Work with compute resources in Azure Machine Learning

One of the key benefits of the cloud is the ability to use scalable, on-demand compute resources for cost-effective processing of large data.

In this exercise, you’ll learn how to use cloud compute in Azure Machine Learning to run experiments and production code at scale.

Before you start

You’ll need an Azure subscription in which you have administrative-level access.

Provision an Azure Machine Learning workspace

An Azure Machine Learning workspace provides a central place for managing all resources and assets you need to train and manage your models. You can interact with the Azure Machine Learning workspace through the studio, Python SDK, and Azure CLI.

To create the Azure Machine Learning workspace, you’ll use the Azure CLI. All necessary commands are grouped in a Shell script for you to execute.
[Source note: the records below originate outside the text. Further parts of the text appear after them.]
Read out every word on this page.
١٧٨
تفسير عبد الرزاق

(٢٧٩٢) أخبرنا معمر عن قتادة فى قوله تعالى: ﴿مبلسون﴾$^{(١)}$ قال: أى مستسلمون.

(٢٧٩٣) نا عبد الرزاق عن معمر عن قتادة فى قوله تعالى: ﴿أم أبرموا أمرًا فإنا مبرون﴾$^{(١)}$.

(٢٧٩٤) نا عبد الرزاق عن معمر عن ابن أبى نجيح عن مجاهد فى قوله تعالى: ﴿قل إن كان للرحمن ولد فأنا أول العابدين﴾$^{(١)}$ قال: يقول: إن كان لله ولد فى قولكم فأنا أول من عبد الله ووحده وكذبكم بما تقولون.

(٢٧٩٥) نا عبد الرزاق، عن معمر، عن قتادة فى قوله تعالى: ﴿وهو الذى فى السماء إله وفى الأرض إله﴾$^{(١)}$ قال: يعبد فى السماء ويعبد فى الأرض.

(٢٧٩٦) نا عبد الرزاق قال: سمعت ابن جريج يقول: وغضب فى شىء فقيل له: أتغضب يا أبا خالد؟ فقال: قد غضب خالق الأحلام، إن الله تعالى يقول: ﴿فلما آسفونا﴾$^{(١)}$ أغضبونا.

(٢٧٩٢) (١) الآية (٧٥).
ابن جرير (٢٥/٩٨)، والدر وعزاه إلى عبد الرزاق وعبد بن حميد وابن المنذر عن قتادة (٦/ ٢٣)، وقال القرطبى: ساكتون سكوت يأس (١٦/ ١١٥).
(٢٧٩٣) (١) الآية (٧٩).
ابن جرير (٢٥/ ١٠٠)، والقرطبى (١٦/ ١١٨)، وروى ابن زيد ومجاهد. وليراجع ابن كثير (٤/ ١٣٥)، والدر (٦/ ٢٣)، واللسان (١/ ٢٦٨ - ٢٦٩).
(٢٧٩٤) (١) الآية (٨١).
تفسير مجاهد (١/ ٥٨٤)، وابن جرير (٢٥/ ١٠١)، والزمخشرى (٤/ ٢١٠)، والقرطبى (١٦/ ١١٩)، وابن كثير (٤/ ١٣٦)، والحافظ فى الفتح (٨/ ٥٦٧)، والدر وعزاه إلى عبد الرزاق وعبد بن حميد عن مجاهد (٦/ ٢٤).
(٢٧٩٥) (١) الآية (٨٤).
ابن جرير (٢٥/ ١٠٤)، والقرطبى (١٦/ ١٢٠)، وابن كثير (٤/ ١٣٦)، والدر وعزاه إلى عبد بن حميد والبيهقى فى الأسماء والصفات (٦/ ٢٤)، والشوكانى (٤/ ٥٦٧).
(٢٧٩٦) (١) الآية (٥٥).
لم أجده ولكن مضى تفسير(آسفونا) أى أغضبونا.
  1. In a browser, open the Azure portal at https://portal.azure.com/, signing in with your Microsoft account.
  2. Select the [>_] (Cloud Shell) button at the top of the page to the right of the search box. This opens a Cloud Shell pane at the bottom of the portal.
  3. Select Bash if asked. The first time you open the cloud shell, you will be asked to choose the type of shell you want to use (Bash or PowerShell).
  4. Check that the correct subscription is specified and select Create storage if you are asked to create storage for your cloud shell. Wait for the storage to be created.
  5. To avoid any conflicts with previous versions, remove any ML CLI extensions (both version 1 and 2) by running this command in the terminal:

     az extension remove -n azure-cli-ml
     az extension remove -n ml
    

    Use SHIFT + INSERT to paste your copied code into the Cloud Shell.

    Ignore any (error) messages that say that the extensions were not installed.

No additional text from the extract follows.